Claude Gregory : Illusions quant à la lumière


04 Feb 2013

(Revue Être. No 3. 2e  année. 1974)

« toutes choses, la foudre les gouverne »

HÉRACLITE, Fragments

Tiré de la pupille comme un trait et borné par l’opaque qu’il rencontre ou heurte, le regard est flèche; l’œil s’oriente et balaie le champ de vision de son faisceau mobile. Ce cône de dispersion dont la prunelle est la source révèle l’objet, le découpe, l’inonde, le caresse.

Au lieu que les rayons lumineux venus frapper la chose, et réfléchis, réfractés ou diffusés par elle pénètrent dans l’œil, c’est ici le contraire qui se produit : la vision n’est nullement l’effet d’une propagation parvenue jusqu’à nous. Il n’y a de visuel que projeté. Et la lumière, milieu isotrope imperceptible, donne leur teinte au ciel et à la terre suivant la saison, le cours des astres et l’heure, conformément à l’ordre du monde. Ce lait cosmique invisible lui-même, qui nous abreuve et nous baigne, nous fournit la possibilité et les occasions de la vision que, pour ainsi dire, il porte.

Ainsi, jusqu’en des temps récents, les Chinois comprenaient-ils la relation immédiate que nous avons par delà notre peau avec les couleurs et les formes.

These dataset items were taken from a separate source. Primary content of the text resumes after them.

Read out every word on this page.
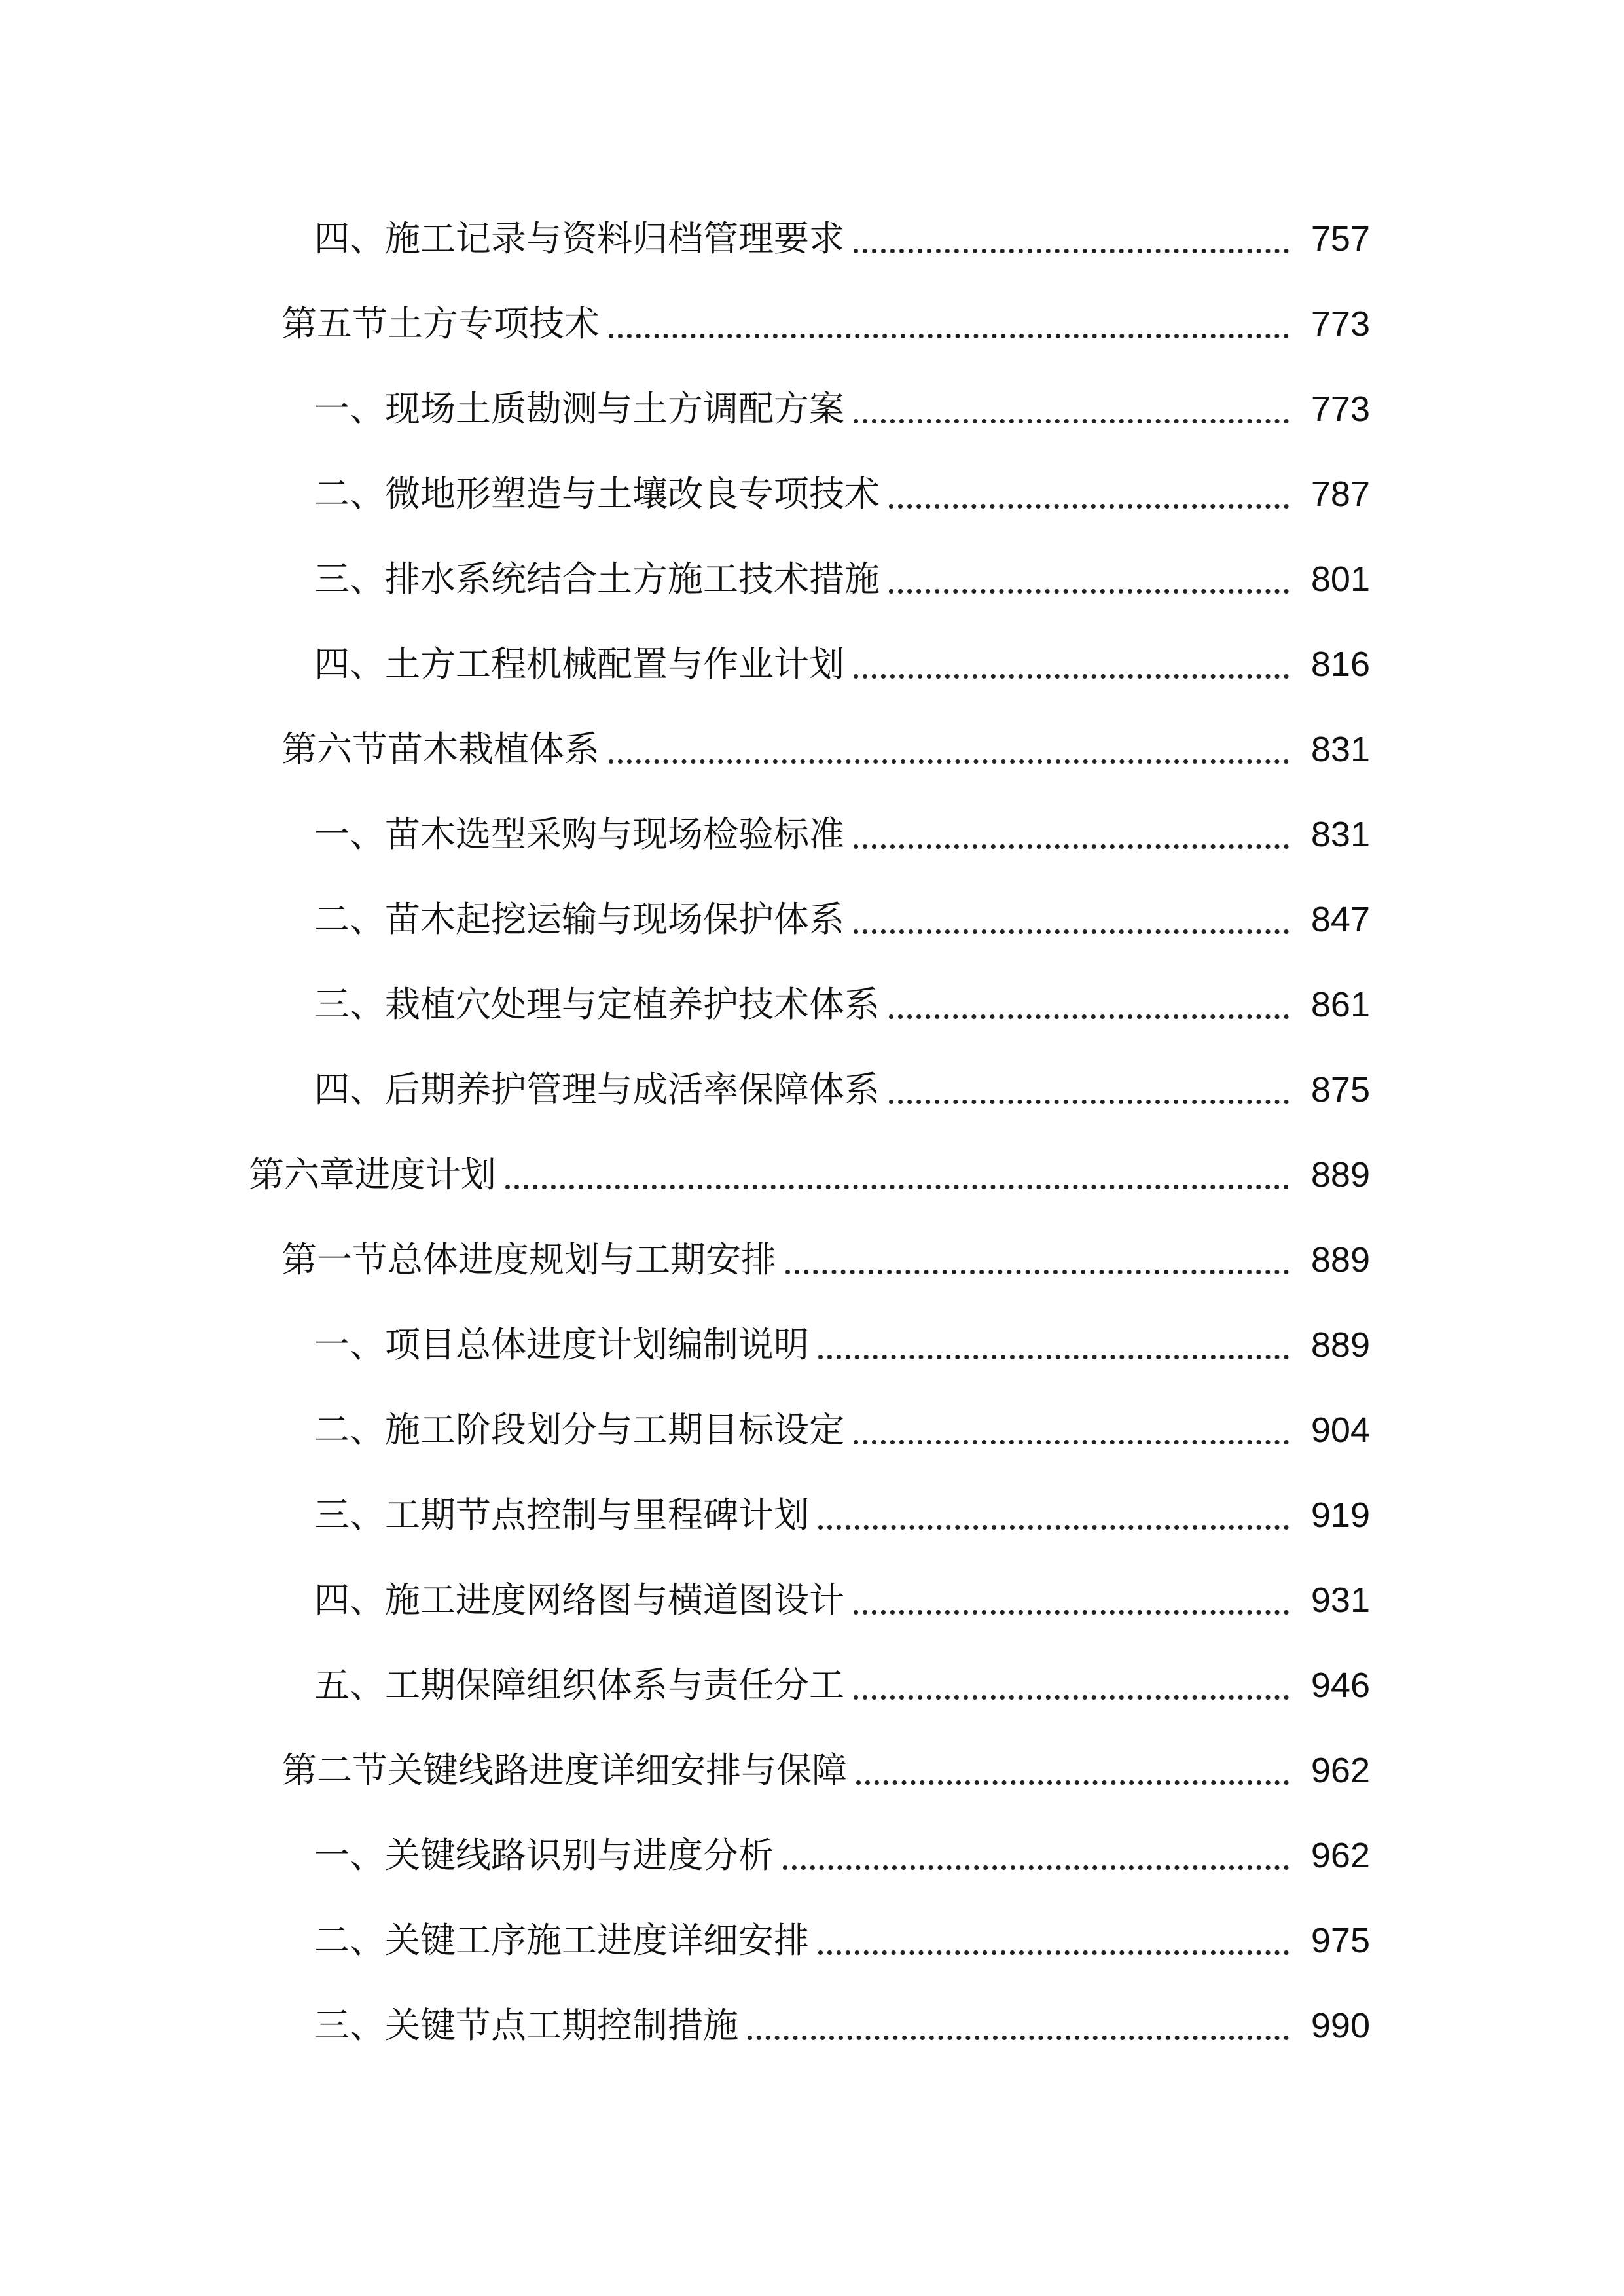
四、施工记录与资料归档管理要求	757
第五节土方专项技术	773
一、现场土质勘测与土方调配方案	773
二、微地形塑造与土壤改良专项技术	787
三、排水系统结合土方施工技术措施	801
四、土方工程机械配置与作业计划	816
第六节苗木栽植体系	831
一、苗木选型采购与现场检验标准	831
二、苗木起挖运输与现场保护体系	847
三、栽植穴处理与定植养护技术体系	861
四、后期养护管理与成活率保障体系	875
第六章进度计划	889
第一节总体进度规划与工期安排	889
一、项目总体进度计划编制说明	889
二、施工阶段划分与工期目标设定	904
三、工期节点控制与里程碑计划	919
四、施工进度网络图与横道图设计	931
五、工期保障组织体系与责任分工	946
第二节关键线路进度详细安排与保障	962
一、关键线路识别与进度分析	962
二、关键工序施工进度详细安排	975
三、关键节点工期控制措施	990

Sourire de ces vieux Chinois qui, dans leur ignorance invétérée, se passèrent plus longtemps que nous de Léonard, de Galilée, de Descartes, serait naïf. Peut-être présomptueux, peut-être sot; car rien dans l’outillage scientifique ne nous donne raison contre eux. Le rayon lumineux est une fiction de géomètre, un être de raison dont la physique s’est accommodée jusqu’à Maxwell, en se limitant, dans le calcul des miroirs et des lentilles, à un jeu angulaire où l’objet et son image peuvent indifféremment permuter. C’est de rayonnements que l’on parle aujourd’hui. Nul objet n’est récepteur inerte, tout absorbe, tout émet, dit-on. Ce qui nous ramène aux Chinois. Mais le tout, qui n’est pas cernable, sans dehors ni dedans, ni quelque chose ni rien, ce tout qui vibre vibré vibrant, tantôt réputé massif incidemment, tantôt épuré de présence compacte et décrit en théorie des champs, ce tout récuse l’indécidable alternative, le paradoxe d’une opposition entre une matérialité conçue à l’image du rassurant solide indéfiniment divisible et l’impalpable immatérialité des espaces concevables, promus à la dignité du possible par la vertu universelle baptisée énergie qui les manifeste plus ou moins densément, mais dès lors sans repère que le « lieu » pensant; — lieu privé de se voir (ici, l’évidence est absence).

Dans cette sainte incertitude, désormais fondamentale, où chose pensante se dissipe sans retour avec chose pensée, seul demeure ce qui est sans demeure, ce qui fait copuler la ténèbre avec le clair, ce qui met à chaque aube notre cocon atmosphérique en gésine du jour et rend le jour profond de l’insondable nuit partout régnante; — seule, ici et nulle part, maintenant et jamais, demeure la lumière.

Et la lumière est insoumise.

Elle n’est ni le fruit d’une parturition quantique ni l’autre façon d’être de « particules » entrechoquées aux carrefours de transhumances hasardeuses; elle n’est ni feu ni soleil, ni l’éclat ni la lueur; elle n’est pas la tendre couleur bleue du ciel.

Inexplicables ce bleu, ce nuage changeant et l’éclair.

Subite et sans origine, elle est QUE je vois le bleu, QUE j’entends, QUE je sens.

Tranchant du visible dans le visible, noirceur flamboyante, la lumière gît au cœur indécelable de la foudre.